The latest list is available here.

Paul Kelly, vice president - digital, data and analytics, PepsiCo Europe

What has been your path to power?

 

I’ve had a fairly atypical path for a data leader in that most of my career has been spent in business and strategy versus technical roles. My early career was mainly spent in consulting, followed by an MBA in Australia. After business school I spent three years with the Boston Consulting Group in London, working mainly on clients in the retail and consumer goods sectors.

 

I left consulting in 2010 looking for a role in an operating business, in preference to a classic commercial strategy exit. My first five years in PepsiCo were in our UK business leading revenue management and commercial teams. That period gave me a deep grounding in how our company works, which has been invaluable.

 

In 2016 I moved to Geneva to lead the strategy group for Europe. That gave me a broad experience in working across a range of different geographies and the full extent of the PepsiCo portfolio. It’s also when I caught the data “bug” in that I could clearly see how transformational data and analytics were becoming for the CPG industry.

 

From that point on, my career has largely been about driving the data and analytics agenda within PepsiCo. I did this initially from an insights role, then in 2019 we created a dedicated advanced analytics group to build and scale data products. Most recently, we have become part of the strategy and transformation function and my role has expanded to include co-ordination of the wider digital transformation agenda.

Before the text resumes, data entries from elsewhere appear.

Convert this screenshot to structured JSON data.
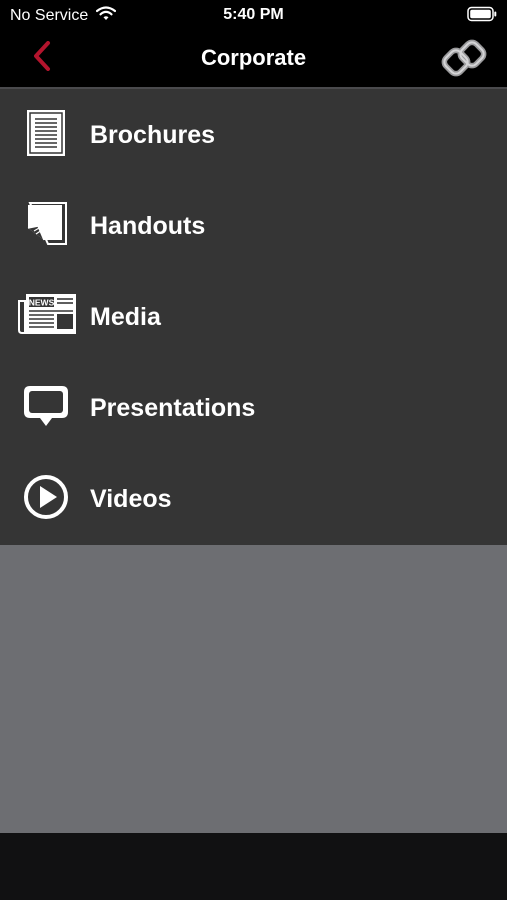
{
  "status_bar": {
    "carrier": "No Service",
    "time": "5:40 PM",
    "icons": [
      "wifi-icon",
      "battery-icon"
    ]
  },
  "nav": {
    "title": "Corporate",
    "back_icon": "chevron-left-icon",
    "logo_icon": "linked-rings-logo",
    "accent_color": "#b3142d"
  },
  "menu": {
    "items": [
      {
        "label": "Brochures",
        "icon": "document-icon"
      },
      {
        "label": "Handouts",
        "icon": "page-curl-icon"
      },
      {
        "label": "Media",
        "icon": "newspaper-icon"
      },
      {
        "label": "Presentations",
        "icon": "speech-bubble-icon"
      },
      {
        "label": "Videos",
        "icon": "play-circle-icon"
      }
    ],
    "newspaper_text": "NEWS"
  },
  "colors": {
    "menu_background": "#353535",
    "empty_background": "#6d6e72",
    "bar_background": "#000000"
  }
}
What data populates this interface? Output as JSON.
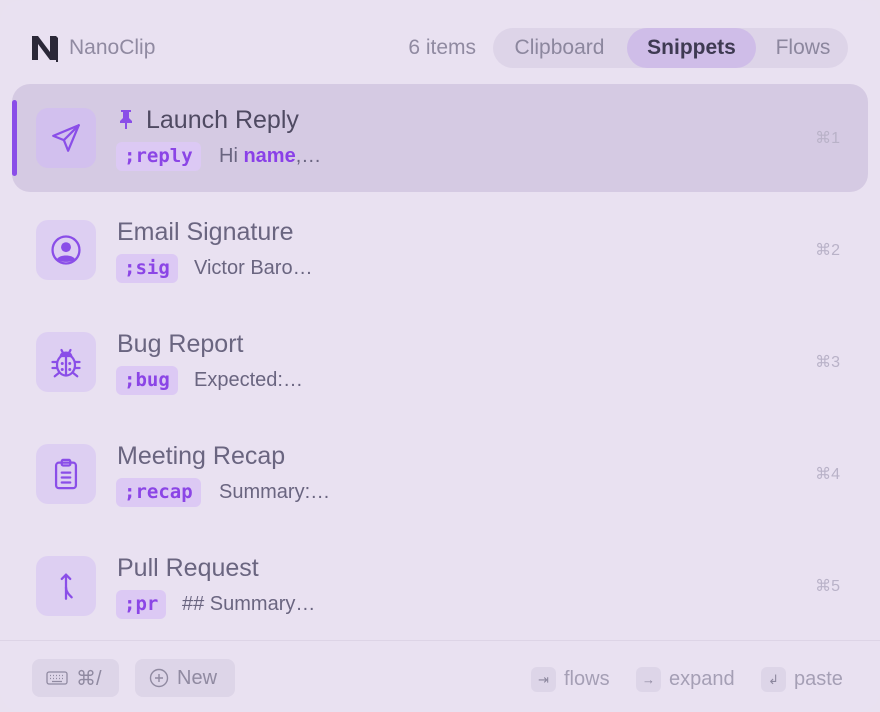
{
  "header": {
    "app_name": "NanoClip",
    "item_count": "6 items",
    "tabs": [
      {
        "label": "Clipboard",
        "active": false
      },
      {
        "label": "Snippets",
        "active": true
      },
      {
        "label": "Flows",
        "active": false
      }
    ]
  },
  "snippets": [
    {
      "title": "Launch Reply",
      "pinned": true,
      "tag": ";reply",
      "preview_prefix": "Hi ",
      "preview_var": "name",
      "preview_suffix": ",…",
      "shortcut": "⌘1",
      "icon": "send-icon",
      "selected": true
    },
    {
      "title": "Email Signature",
      "pinned": false,
      "tag": ";sig",
      "preview": "Victor Baro…",
      "shortcut": "⌘2",
      "icon": "user-circle-icon"
    },
    {
      "title": "Bug Report",
      "pinned": false,
      "tag": ";bug",
      "preview": "Expected:…",
      "shortcut": "⌘3",
      "icon": "bug-icon"
    },
    {
      "title": "Meeting Recap",
      "pinned": false,
      "tag": ";recap",
      "preview": "Summary:…",
      "shortcut": "⌘4",
      "icon": "clipboard-list-icon"
    },
    {
      "title": "Pull Request",
      "pinned": false,
      "tag": ";pr",
      "preview": "## Summary…",
      "shortcut": "⌘5",
      "icon": "git-merge-icon"
    }
  ],
  "footer": {
    "keyboard_shortcut": "⌘/",
    "new_label": "New",
    "hints": [
      {
        "key": "⇥",
        "label": "flows"
      },
      {
        "key": "→",
        "label": "expand"
      },
      {
        "key": "↲",
        "label": "paste"
      }
    ]
  },
  "colors": {
    "background": "#e9e1f1",
    "accent": "#8a4ee8",
    "selected_row": "#d5cae3",
    "tag_bg": "#dcc9f4"
  }
}
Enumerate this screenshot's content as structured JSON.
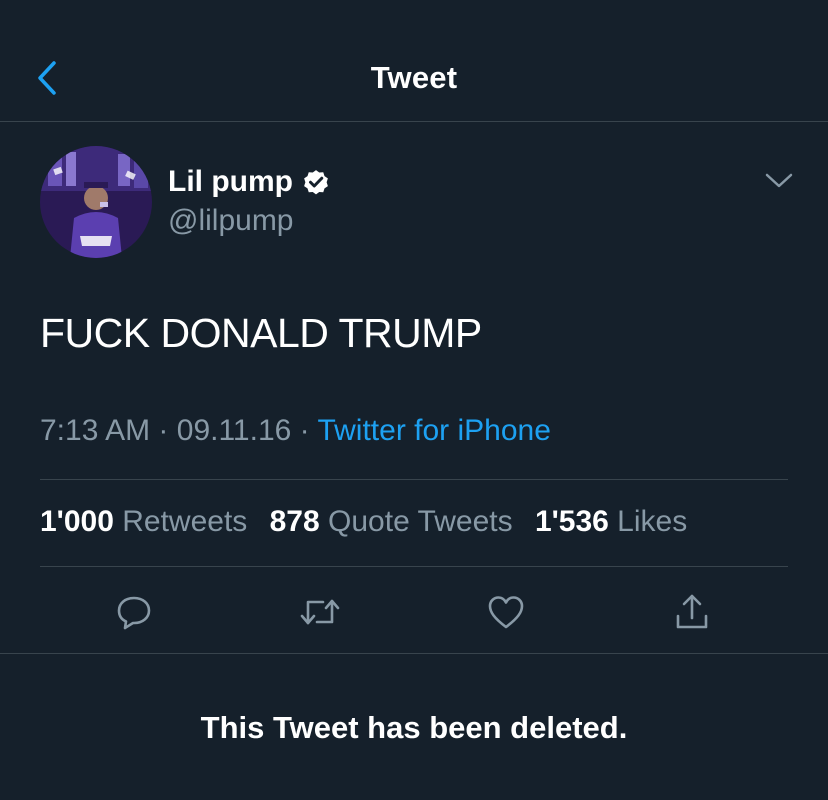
{
  "header": {
    "title": "Tweet",
    "back_icon": "chevron-left-icon"
  },
  "tweet": {
    "author": {
      "display_name": "Lil pump",
      "handle": "@lilpump",
      "verified": true,
      "avatar_icon": "profile-photo"
    },
    "text": "FUCK DONALD TRUMP",
    "time": "7:13 AM",
    "date": "09.11.16",
    "separator": "·",
    "source": "Twitter for iPhone",
    "stats": [
      {
        "count": "1'000",
        "label": "Retweets"
      },
      {
        "count": "878",
        "label": "Quote Tweets"
      },
      {
        "count": "1'536",
        "label": "Likes"
      }
    ],
    "actions": [
      "reply-icon",
      "retweet-icon",
      "like-icon",
      "share-icon"
    ]
  },
  "notice": {
    "text": "This Tweet has been deleted."
  },
  "colors": {
    "background": "#15202b",
    "accent": "#1da1f2",
    "secondary_text": "#8899a6",
    "divider": "#38444d"
  }
}
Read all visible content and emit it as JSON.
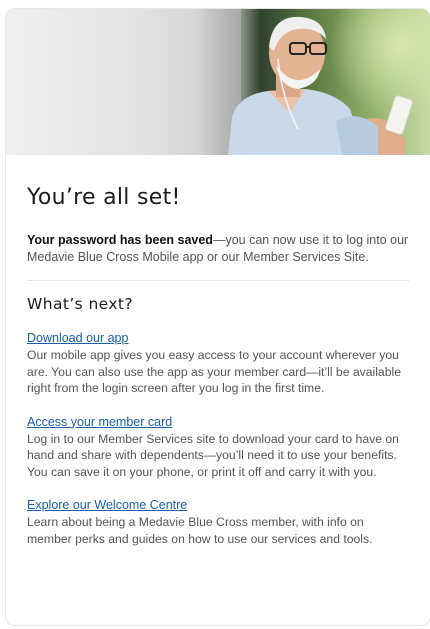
{
  "hero": {
    "image_alt": "Smiling older man wearing glasses and earbuds, looking at a smartphone"
  },
  "title": "You’re all set!",
  "intro": {
    "bold": "Your password has been saved",
    "rest": "—you can now use it to log into our Medavie Blue Cross Mobile app or our Member Services Site."
  },
  "next": {
    "heading": "What’s next?",
    "items": [
      {
        "link": "Download our app",
        "text": "Our mobile app gives you easy access to your account wherever you are. You can also use the app as your member card—it’ll be available right from the login screen after you log in the first time."
      },
      {
        "link": "Access your member card",
        "text": "Log in to our Member Services site to download your card to have on hand and share with dependents—you’ll need it to use your benefits. You can save it on your phone, or print it off and carry it with you."
      },
      {
        "link": "Explore our Welcome Centre",
        "text": "Learn about being a Medavie Blue Cross member, with info on member perks and guides on how to use our services and tools."
      }
    ]
  },
  "colors": {
    "link": "#1a5fa8",
    "body_text": "#555555",
    "heading": "#1d1d1d"
  }
}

What impact has the pandemic had on the role of data in your company / organisation?

 

The pandemic – and the way that recovery has been phased and uneven across geographies – has been a huge accelerator. That’s logical. The business context has changed so radically that business intuition created pre-pandemic can no longer be relied on to the same extent as before, and robust data becomes critical to decision making across the total value chain. For a consumer goods company that sits at the forefront of changing in consumer trends, shopping behaviors and retail channels, that’s been further exacerbated.

 

The pandemic has accelerated digital transformation across the globe, bringing new opportunities to reach consumers, engage employees and drive efficiency and sustainability. So data has played a crucial role in ensuring the continuity of business across Europe throughout the crisis.

 

For example, we’ve used store data (we call this StoreDNA) extensively throughout the pandemic to focus our sales teams on outlets that we know are open for business and that we can predict will see growing sales due to changing shopping patterns, for example due to staycation or home working trends.

 

The net impact of the pandemic is that business leaders have become much more receptive to leveraging data tools. That’s a trend that won’t be reversed as we return to “normal”.